In this Voroni visualization the red dots inside white circles are the locations of the cluster centers. If you are wondering why I had you use random_state = 16 for the KMeans model and random_state = 2 for the PCA data, it's because of some weirdness in this Voroni visualization.  With other random states it doesn't draw all of the boundaries properly.  I don't know why.  It's Géron's code and I didn't study it that carefully.

The point of this task is to show you that you can use PCA dimensionality reduction to shrink large dimensional data down to 2 dimensions, which then allows you to visualize it.  Pretty cool, huh?  But notice another thing:  The plotted points don't really appear visually as 10 distinct clusters.  If your ignore the class boundary lines, you can see it simply looks like one big cluster.  That is why our Silhouette Score was so bad and why the Silhouette visualization earlier also looked bad. 
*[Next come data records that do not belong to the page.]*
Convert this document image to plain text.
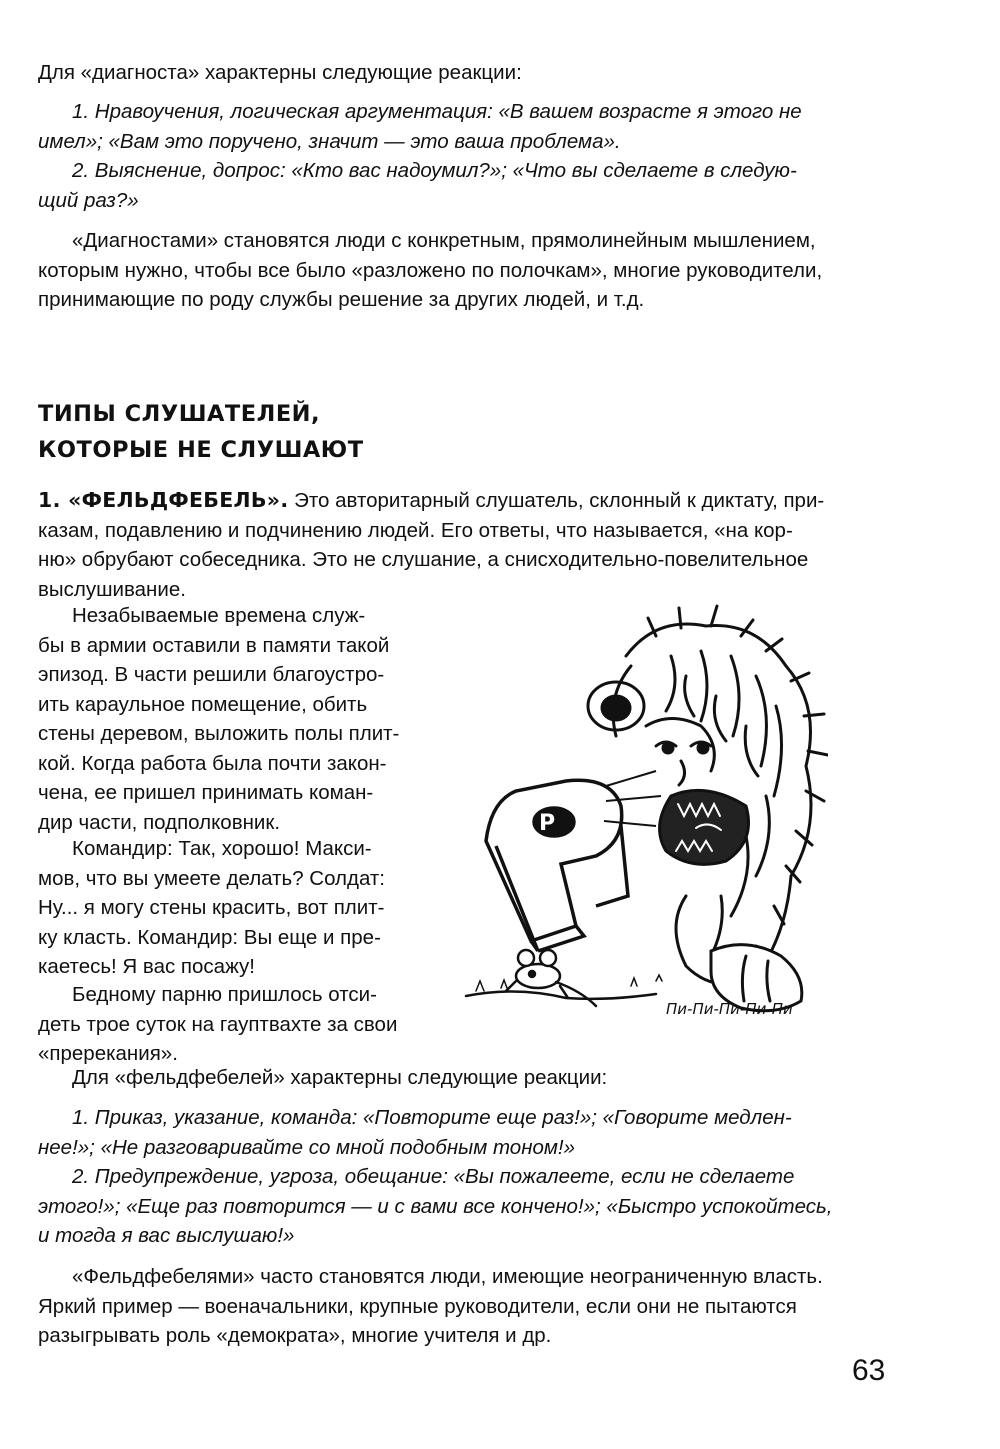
Для «диагноста» характерны следующие реакции:

1. Нравоучения, логическая аргументация: «В вашем возрасте я этого не
имел»; «Вам это поручено, значит — это ваша проблема».

2. Выяснение, допрос: «Кто вас надоумил?»; «Что вы сделаете в следую-
щий раз?»

«Диагностами» становятся люди с конкретным, прямолинейным мышлением,
которым нужно, чтобы все было «разложено по полочкам», многие руководители,
принимающие по роду службы решение за других людей, и т.д.

ТИПЫ СЛУШАТЕЛЕЙ,
КОТОРЫЕ НЕ СЛУШАЮТ

1. «ФЕЛЬДФЕБЕЛЬ». Это авторитарный слушатель, склонный к диктату, при-
казам, подавлению и подчинению людей. Его ответы, что называется, «на кор-
ню» обрубают собеседника. Это не слушание, а снисходительно-повелительное
выслушивание.

Незабываемые времена служ-
бы в армии оставили в памяти такой
эпизод. В части решили благоустро-
ить караульное помещение, обить
стены деревом, выложить полы плит-
кой. Когда работа была почти закон-
чена, ее пришел принимать коман-
дир части, подполковник.

Командир: Так, хорошо! Макси-
мов, что вы умеете делать? Солдат:
Ну... я могу стены красить, вот плит-
ку класть. Командир: Вы еще и пре-
каетесь! Я вас посажу!

Бедному парню пришлось отси-
деть трое суток на гауптвахте за свои
«пререкания».

Р
Пи-Пи-Пи-Пи-Пи

Для «фельдфебелей» характерны следующие реакции:

1. Приказ, указание, команда: «Повторите еще раз!»; «Говорите медлен-
нее!»; «Не разговаривайте со мной подобным тоном!»

2. Предупреждение, угроза, обещание: «Вы пожалеете, если не сделаете
этого!»; «Еще раз повторится — и с вами все кончено!»; «Быстро успокойтесь,
и тогда я вас выслушаю!»

«Фельдфебелями» часто становятся люди, имеющие неограниченную власть.
Яркий пример — военачальники, крупные руководители, если они не пытаются
разыгрывать роль «демократа», многие учителя и др.

63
I think one reason for this is due to the large dimensionality, as well as the diversity of images even of the same object.  Not all cats or boats look the same as others, and many images are from different angles or viewpoints, hence the location of the image in high-dimensional space varies quite a lot, even for the same category.  This explanation also makes sense given that we still haven't found a classifier that gives us even 50% accuracy.  



In [None]:
# Task 9: 10 points 

# Let's see what else we can do with PCA. We'll use what you just 
# learned about building a pca-reduced model, but we'll do more 
# than 2 features. This time, however, instead of calling 
# the fit_transform method as we did above, we will fit the data 
# and then transform it separately.  I'll explain why below.
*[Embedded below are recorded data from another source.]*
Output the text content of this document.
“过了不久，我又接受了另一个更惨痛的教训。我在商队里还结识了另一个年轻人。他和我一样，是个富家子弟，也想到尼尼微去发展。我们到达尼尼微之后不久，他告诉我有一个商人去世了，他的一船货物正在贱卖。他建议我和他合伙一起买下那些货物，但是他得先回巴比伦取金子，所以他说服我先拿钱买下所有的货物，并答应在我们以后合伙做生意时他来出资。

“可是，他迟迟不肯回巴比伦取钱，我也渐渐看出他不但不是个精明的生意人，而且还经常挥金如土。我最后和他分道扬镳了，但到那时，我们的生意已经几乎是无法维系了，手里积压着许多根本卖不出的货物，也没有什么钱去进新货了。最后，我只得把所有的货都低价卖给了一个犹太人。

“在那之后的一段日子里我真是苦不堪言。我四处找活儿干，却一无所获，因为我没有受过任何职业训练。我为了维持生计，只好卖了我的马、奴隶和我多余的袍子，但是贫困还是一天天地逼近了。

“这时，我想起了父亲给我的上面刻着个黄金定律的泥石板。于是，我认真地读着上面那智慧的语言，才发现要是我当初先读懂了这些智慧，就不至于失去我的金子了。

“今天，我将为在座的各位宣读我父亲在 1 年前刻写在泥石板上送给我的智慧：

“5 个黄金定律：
# 2 points: Build a PCA model that creates 40 PCA components with a
#           random state of 42. (Yes, we are returning to 42 now.)
#           Save it into pca40
# 2 points: Call the fit  method on pca40, but this time
#           call it on ALL of X_train_flat. Do not save the results
#           into any variable.  
# 1 point:  Call the transform method of the fitted pca40 model,
#           passing it X_train_flat, but now save THIS result
#           into the new variable X_train_PCA
# 1 point:  Also transform the TEST data X_test_flat by 
#           calling the transform method of pca40 a second time,
#           saving the result into X_test_PCA

# This is why we separated the fit from the transform this time.
# It is CRUCIALLY IMPORTANT to apply any data transformations on
# your test data in an IDENTICAL way to your transformations of your 
# training data to avoid data snooping.

# After you have added your code for these parts, there are 2 print 
# statements. If you do not see 40 columns in both X_train_PCA and 
# X_test_PCA then you have done something wrong in the previous steps.

# Continue with more code after the print statements by building
# a new ExtraTreesClassifier in the following way:

# 2 points: Copy the ExtraTreesClassifier definition from Task 3
#           and save it into the variable pcaXTrees
# 2 points: Train pcaXTrees on X_train_PCA and y_train 

# When you run this cell, there are 2 more lines of code at the
# bottom that will evaluate your new model and print the test
# data score.  If you have done this correctly, you should see
# a new accuracy that is better than 50% for the first time!

######################### Add your code below ##########################

pca40 = 



X_train_PCA =                               # Apply PCA reduction to both train 
X_test_PCA  =                               # and test data

print(X_train_PCA.shape)
print(X_test_PCA.shape)

pcaXTrees   = 

 

    


######################## Your code ends above ##########################

testAcc = pcaXTrees.score(X_test_PCA, y_test)
print('\nTest accuracy of extremely randomized trees with 40 principal components:', testAcc)


Assuming you got the expected results, your model should be a bit higher than 51% test accuracy! This is because those first 40 principal components account for about 80% of the variance in the data (I determined that by doing some separate analysis that I did not include here.)  What that means is that we have taken 3072 features, many of which carried little useful information, and reduced them down to 40 features which carry excellent information. That's why we got better results.  This will not happen every time for every dataset where you use PCA, but when you have high dimensional data and you are getting disappointing results, try PCA and you may very well see an improvement.  We are almost done.  

Run the next cell where we take the first THREE of the 40 principal components from our pcaXTrees model and use that 3rd component as a third dimension to display a 3-D visualization of the 10000 test data points.

In [None]:
points_to_plot = 10000

fig = plt.figure(1, figsize=(8, 6))
ax  = fig.add_subplot(111, projection="3d", elev=30, azim=134) 

ax.set_position([0, 0, 0.95, 1])

ax.scatter(X_test_PCA[0:points_to_plot, 0], 
           X_test_PCA[0:points_to_plot, 1], 
           X_test_PCA[0:points_to_plot, 2], 
           c         = y_test[0:points_to_plot], 
           cmap      = plt.cm.nipy_spectral, 
           edgecolor ="k")

plt.title('First 3 Principal Components \nTest accuracy = {:.4f}'.format(testAcc))
plt.show()


### I hope you are now encouraged to read chapter 8 after the class is over.  Keep learning!